The ability of stromal cells in bone marrow to support B lymphopoiesis may be partially mediated by secretion of biologically active factors. The first cytokine with lymphopoietic activity to be molecularly cloned from stromal cells, IL-7, was originally identified by its growth-promoting activity on long term cultured lymphocytes. We now report that murine rIL-7 is a potent proliferative stimulus for B cell progenitors isolated from fresh bone marrow.
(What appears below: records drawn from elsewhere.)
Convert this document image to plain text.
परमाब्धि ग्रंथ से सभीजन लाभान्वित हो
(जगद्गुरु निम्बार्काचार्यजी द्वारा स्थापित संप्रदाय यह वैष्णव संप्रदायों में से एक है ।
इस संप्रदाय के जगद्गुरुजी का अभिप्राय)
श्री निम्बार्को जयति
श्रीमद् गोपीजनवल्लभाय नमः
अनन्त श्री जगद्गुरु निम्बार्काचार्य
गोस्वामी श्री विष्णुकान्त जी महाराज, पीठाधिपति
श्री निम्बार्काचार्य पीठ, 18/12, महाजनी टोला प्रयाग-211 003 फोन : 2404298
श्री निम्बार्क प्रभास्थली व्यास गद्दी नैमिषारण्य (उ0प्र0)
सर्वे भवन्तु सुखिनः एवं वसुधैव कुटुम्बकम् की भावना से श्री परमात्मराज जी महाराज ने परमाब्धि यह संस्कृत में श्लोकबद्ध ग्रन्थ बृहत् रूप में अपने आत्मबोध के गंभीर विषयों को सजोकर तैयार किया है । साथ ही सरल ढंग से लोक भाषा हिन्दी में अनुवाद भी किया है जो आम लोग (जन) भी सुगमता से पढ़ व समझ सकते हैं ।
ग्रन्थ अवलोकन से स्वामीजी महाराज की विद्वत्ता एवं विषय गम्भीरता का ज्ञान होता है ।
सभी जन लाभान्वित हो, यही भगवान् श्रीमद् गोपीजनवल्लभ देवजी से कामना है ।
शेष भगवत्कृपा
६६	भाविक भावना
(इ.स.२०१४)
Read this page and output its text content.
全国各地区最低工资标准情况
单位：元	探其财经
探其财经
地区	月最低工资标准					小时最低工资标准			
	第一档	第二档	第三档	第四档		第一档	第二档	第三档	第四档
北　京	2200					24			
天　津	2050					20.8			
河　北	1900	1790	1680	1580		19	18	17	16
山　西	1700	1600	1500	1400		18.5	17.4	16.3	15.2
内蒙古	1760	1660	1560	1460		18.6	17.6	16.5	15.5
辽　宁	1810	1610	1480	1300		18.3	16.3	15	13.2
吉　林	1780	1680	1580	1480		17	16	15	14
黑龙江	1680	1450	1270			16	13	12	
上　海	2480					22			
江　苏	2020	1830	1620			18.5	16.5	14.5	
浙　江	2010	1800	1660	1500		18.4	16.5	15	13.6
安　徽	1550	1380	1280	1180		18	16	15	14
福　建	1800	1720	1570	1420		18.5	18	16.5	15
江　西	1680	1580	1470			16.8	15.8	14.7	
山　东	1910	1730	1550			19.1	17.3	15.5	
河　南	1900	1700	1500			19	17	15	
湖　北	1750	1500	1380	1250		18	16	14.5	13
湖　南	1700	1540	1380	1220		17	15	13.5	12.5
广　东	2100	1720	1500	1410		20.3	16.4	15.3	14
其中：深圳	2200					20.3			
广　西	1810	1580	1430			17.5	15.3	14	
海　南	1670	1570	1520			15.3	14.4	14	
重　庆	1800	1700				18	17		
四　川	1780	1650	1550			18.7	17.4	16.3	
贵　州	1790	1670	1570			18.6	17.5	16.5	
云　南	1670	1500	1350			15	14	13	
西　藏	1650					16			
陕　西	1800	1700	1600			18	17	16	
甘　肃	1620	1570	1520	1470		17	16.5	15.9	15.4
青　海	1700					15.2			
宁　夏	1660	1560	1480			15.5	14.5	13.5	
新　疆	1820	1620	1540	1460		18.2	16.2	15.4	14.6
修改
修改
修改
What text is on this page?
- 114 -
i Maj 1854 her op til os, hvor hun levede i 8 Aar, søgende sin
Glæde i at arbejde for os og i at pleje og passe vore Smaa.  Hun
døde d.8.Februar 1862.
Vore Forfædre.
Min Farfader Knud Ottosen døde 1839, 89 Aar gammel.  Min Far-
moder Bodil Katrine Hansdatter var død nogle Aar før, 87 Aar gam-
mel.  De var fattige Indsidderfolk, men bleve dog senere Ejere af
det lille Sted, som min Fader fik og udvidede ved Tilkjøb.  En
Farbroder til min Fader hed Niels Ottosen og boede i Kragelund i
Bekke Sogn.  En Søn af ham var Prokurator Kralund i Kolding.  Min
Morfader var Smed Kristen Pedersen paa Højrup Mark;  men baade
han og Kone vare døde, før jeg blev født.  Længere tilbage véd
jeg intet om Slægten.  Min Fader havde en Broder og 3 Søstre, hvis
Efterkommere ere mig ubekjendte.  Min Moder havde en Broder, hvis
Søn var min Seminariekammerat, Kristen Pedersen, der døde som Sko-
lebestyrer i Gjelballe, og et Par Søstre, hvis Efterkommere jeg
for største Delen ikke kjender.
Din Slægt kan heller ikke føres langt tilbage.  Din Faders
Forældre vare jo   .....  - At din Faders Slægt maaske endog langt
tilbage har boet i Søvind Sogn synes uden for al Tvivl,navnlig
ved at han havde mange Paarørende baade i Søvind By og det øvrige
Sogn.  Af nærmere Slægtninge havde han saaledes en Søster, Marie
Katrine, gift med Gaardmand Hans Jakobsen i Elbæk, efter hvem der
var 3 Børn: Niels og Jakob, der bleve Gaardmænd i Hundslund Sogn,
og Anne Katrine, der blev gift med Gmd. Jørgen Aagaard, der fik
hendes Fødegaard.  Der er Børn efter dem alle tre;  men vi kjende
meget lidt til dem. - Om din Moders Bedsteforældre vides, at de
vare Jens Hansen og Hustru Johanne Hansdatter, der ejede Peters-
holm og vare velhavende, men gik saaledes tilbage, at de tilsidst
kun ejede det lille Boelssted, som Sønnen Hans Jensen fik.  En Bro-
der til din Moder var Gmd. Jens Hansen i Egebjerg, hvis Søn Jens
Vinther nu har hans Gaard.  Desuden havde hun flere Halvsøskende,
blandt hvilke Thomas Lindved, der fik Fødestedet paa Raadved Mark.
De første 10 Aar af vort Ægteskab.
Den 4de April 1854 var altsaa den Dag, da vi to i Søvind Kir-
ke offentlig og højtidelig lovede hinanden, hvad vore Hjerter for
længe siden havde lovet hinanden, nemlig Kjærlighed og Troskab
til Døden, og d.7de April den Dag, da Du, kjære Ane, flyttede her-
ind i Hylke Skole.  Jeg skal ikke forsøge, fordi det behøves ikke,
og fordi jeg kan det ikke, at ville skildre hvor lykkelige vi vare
Proliferation was initially most obvious among large precursor cells which bear the B lineage associated Ag, Ly5/220 and BP1. A majority of these also contained cytoplasmic Ig mu H chains. Extended culture with IL-7 resulted in a predominance of immature c mu- lymphocytes. No effect by IL-7 was observed on the proliferation of mature lymphocytes. It also did not induce maturation in a number of early B lineage cell lines, or promote the formation of LPS-responsive, clonable B cells from precursors. When incorporated into semisolid agar medium, IL-7 specifically and rapidly induced the formation of pre-B cell colonies in a linear fashion with respect to numbers of cells cultured from either purified B cell progenitor preparations or unfractionated bone marrow. In both liquid and agar culture conditions, the IL-7 proliferative activity was inhibitable by two related forms of transforming growth factor (TGF) beta, TGF-beta 1 and TGF-beta 2. Taken together, these results indicate that IL-7 is a stimulus for replication of normal B lineage cells at an early stage of differentiation, and its activity can be modulated by other cytokines. IL-7 also provides a means of studying the progeny of a single B cell progenitor, and of enumerating clonable pre-B cells in the absence of colony formation by other cell types in bone marrow.